Il n’y a aucune contrainte sur le nombre minimal ou maximal de répétitions. Ainsi, la partition de In C tient sur seulement deux pages, mais les représentations de cette pièce musicale oscillent entre 30 et 90 minutes.
Le résultat est un tissu musical tournant sur lui-même et évoluant lentement d’une couleur à l’autre, d’une tonalité à l’autre, au gré de la sensibilité des musiciens.

Certains compositeurs minimalistes se sont par ailleurs plongés dans l’étude des musiques traditionnelles : Terry Riley, La Monte Young et Charlemagne Palestine ont suivi l’enseignement de Pandit Prân Nath, grand maître du raga indien du nord. Beaucoup sont également issus du mouvement Jazz (Steve Reich, La Monte Young).

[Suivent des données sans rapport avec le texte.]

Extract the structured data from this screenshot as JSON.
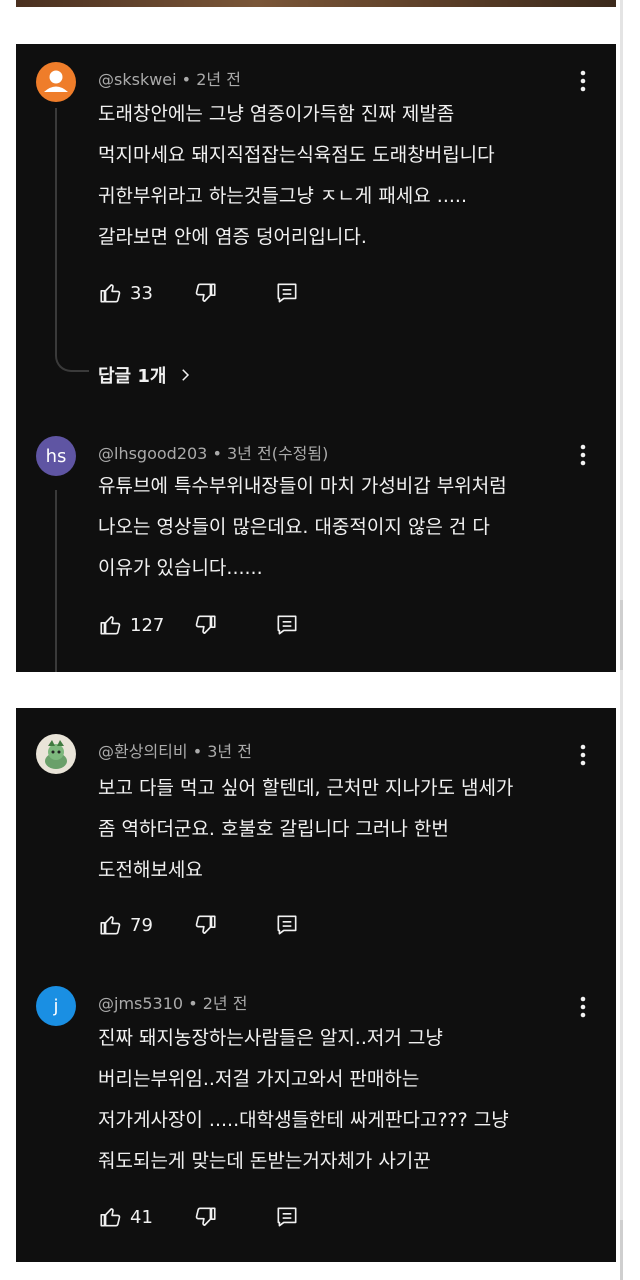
{
  "colors": {
    "panel_bg": "#0f0f0f",
    "text_primary": "#f1f1f1",
    "text_secondary": "#aaaaaa",
    "avatar_orange": "#ef7d2a",
    "avatar_purple": "#5f55a3",
    "avatar_blue": "#1a8fe3"
  },
  "comments": [
    {
      "avatar_type": "person-icon",
      "avatar_letter": "",
      "author": "@skskwei",
      "time": "2년 전",
      "edited": "",
      "lines": [
        "도래창안에는 그냥 염증이가득함 진짜 제발좀",
        "먹지마세요 돼지직접잡는식육점도 도래창버립니다",
        "귀한부위라고 하는것들그냥 ㅈㄴ게 패세요 .....",
        "갈라보면 안에 염증 덩어리입니다."
      ],
      "likes": "33",
      "replies_label": "답글 1개"
    },
    {
      "avatar_type": "letters",
      "avatar_letter": "hs",
      "author": "@lhsgood203",
      "time": "3년 전",
      "edited": "(수정됨)",
      "lines": [
        "유튜브에 특수부위내장들이 마치 가성비갑 부위처럼",
        "나오는 영상들이 많은데요.  대중적이지 않은 건 다",
        "이유가 있습니다......"
      ],
      "likes": "127"
    },
    {
      "avatar_type": "creature-icon",
      "avatar_letter": "",
      "author": "@환상의티비",
      "time": "3년 전",
      "edited": "",
      "lines": [
        "보고 다들 먹고 싶어 할텐데,  근처만 지나가도 냄세가",
        "좀 역하더군요. 호불호 갈립니다 그러나 한번",
        "도전해보세요"
      ],
      "likes": "79"
    },
    {
      "avatar_type": "letters",
      "avatar_letter": "j",
      "author": "@jms5310",
      "time": "2년 전",
      "edited": "",
      "lines": [
        "진짜 돼지농장하는사람들은 알지..저거 그냥",
        "버리는부위임..저걸 가지고와서 판매하는",
        "저가게사장이 .....대학생들한테 싸게판다고???  그냥",
        "줘도되는게 맞는데 돈받는거자체가 사기꾼"
      ],
      "likes": "41"
    }
  ]
}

Fils spaghettis à la sauce Moog.

La naissance de ce mouvement correspond également à l’arrivée des premiers instruments électroniques que les compositeurs minimalistes s’empressent d’incorporer à leurs productions. Les oscillateurs, les filtres et les synthétiseurs analogiques grand public font leur apparition.

En 1968 le Dr Robert Moog révolutionne le marché des synthétiseurs en proposant un modèle abordable et relativement compacte; jusqu’alors, il fallait souvent une pièce entière. Le légendaire – et toujours très convoité – synthétiseur Moog était né.

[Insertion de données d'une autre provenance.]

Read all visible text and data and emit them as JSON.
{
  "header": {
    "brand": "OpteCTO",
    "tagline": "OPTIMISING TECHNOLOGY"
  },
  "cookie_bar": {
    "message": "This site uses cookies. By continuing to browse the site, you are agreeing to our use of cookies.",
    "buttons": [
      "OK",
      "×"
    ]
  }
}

Le son véhiculé par cet instrument aux « fils spaghettis » fascine, surprend. Il est délicat et même parfois impossible avec les moyens techniques d’aujourd’hui de reproduire fidèlement ces sonorités si particulières, l’analogique rendant à chaque fois le son déclenché par la pression d’une touche sensiblement différent.

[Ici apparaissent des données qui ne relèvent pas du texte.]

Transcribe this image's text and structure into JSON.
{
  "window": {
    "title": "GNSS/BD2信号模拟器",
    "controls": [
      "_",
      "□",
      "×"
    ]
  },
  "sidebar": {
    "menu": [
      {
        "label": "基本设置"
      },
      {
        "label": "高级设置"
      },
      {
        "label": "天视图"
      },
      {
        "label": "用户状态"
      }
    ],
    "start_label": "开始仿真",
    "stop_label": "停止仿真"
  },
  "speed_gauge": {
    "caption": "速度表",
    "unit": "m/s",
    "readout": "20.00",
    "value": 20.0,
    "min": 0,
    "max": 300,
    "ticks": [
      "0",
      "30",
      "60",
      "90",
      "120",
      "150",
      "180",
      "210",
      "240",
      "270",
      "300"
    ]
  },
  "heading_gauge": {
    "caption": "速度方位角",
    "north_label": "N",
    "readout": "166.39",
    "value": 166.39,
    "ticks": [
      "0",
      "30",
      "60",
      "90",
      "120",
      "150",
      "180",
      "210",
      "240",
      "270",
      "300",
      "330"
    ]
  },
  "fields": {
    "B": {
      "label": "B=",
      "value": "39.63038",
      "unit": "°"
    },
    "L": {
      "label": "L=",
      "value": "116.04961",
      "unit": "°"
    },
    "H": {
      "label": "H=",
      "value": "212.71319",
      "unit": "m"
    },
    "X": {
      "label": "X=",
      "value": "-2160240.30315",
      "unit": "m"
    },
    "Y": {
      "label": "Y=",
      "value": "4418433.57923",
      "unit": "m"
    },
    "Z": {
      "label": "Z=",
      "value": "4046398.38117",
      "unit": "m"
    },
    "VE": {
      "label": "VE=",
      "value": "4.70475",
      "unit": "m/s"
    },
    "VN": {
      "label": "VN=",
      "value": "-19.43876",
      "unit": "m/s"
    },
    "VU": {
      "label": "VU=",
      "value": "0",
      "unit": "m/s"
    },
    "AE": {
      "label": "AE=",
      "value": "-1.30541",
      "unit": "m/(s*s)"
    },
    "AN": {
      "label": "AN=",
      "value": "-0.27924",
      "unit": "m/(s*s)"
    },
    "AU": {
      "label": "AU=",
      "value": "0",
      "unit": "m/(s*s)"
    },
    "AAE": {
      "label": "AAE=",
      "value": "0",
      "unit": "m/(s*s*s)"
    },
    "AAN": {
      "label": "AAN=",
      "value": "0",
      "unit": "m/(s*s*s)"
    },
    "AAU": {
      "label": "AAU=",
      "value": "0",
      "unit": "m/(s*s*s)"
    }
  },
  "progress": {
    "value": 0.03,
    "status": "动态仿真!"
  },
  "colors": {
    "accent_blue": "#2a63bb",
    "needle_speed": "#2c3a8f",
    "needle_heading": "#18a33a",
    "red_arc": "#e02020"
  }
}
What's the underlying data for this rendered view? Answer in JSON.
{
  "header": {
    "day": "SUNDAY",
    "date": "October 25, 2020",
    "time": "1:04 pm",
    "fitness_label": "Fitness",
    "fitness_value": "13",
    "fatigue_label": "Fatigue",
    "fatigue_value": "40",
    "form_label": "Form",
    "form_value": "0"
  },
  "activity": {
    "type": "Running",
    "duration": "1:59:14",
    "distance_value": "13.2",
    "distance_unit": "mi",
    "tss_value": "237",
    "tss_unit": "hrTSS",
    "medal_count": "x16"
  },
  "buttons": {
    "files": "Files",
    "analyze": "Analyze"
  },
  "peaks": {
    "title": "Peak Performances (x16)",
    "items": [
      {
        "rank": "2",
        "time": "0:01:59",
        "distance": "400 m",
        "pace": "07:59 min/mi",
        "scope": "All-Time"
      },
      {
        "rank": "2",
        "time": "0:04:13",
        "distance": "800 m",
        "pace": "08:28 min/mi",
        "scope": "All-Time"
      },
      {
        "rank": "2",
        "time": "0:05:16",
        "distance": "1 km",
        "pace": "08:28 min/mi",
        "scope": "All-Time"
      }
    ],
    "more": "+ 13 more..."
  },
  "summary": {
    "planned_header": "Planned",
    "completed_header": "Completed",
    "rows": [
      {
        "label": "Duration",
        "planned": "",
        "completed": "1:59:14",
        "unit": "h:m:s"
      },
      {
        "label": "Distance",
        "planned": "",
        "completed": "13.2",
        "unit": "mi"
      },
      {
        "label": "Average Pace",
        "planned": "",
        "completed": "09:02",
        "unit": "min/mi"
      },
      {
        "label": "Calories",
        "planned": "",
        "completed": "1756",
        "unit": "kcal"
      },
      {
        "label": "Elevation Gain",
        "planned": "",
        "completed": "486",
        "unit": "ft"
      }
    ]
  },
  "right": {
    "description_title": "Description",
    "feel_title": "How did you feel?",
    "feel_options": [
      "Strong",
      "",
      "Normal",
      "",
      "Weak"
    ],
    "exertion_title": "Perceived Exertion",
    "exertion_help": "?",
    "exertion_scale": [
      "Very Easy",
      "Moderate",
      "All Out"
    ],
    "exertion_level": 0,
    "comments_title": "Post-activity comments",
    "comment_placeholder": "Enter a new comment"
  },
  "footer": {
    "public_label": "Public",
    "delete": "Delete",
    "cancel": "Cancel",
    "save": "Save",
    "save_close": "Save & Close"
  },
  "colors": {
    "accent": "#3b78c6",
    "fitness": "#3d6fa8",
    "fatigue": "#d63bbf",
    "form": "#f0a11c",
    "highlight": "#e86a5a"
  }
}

De la Tape Music à la Techno minimale.

On retrouve largement l’influence des minimalistes auprès du mouvement rock des années 60 à nos jours : The Velvet Underground se situe en « filiation directe » avec ce courant. Les anglais de Soft Machine reconnaissent en Terry Riley une influence majeure, tant par ses travaux de manipulations de bandes magnétiques que par son approche modale et répétitive de la musique.

Quant au mouvement Techno, le lien est encore plus étroit.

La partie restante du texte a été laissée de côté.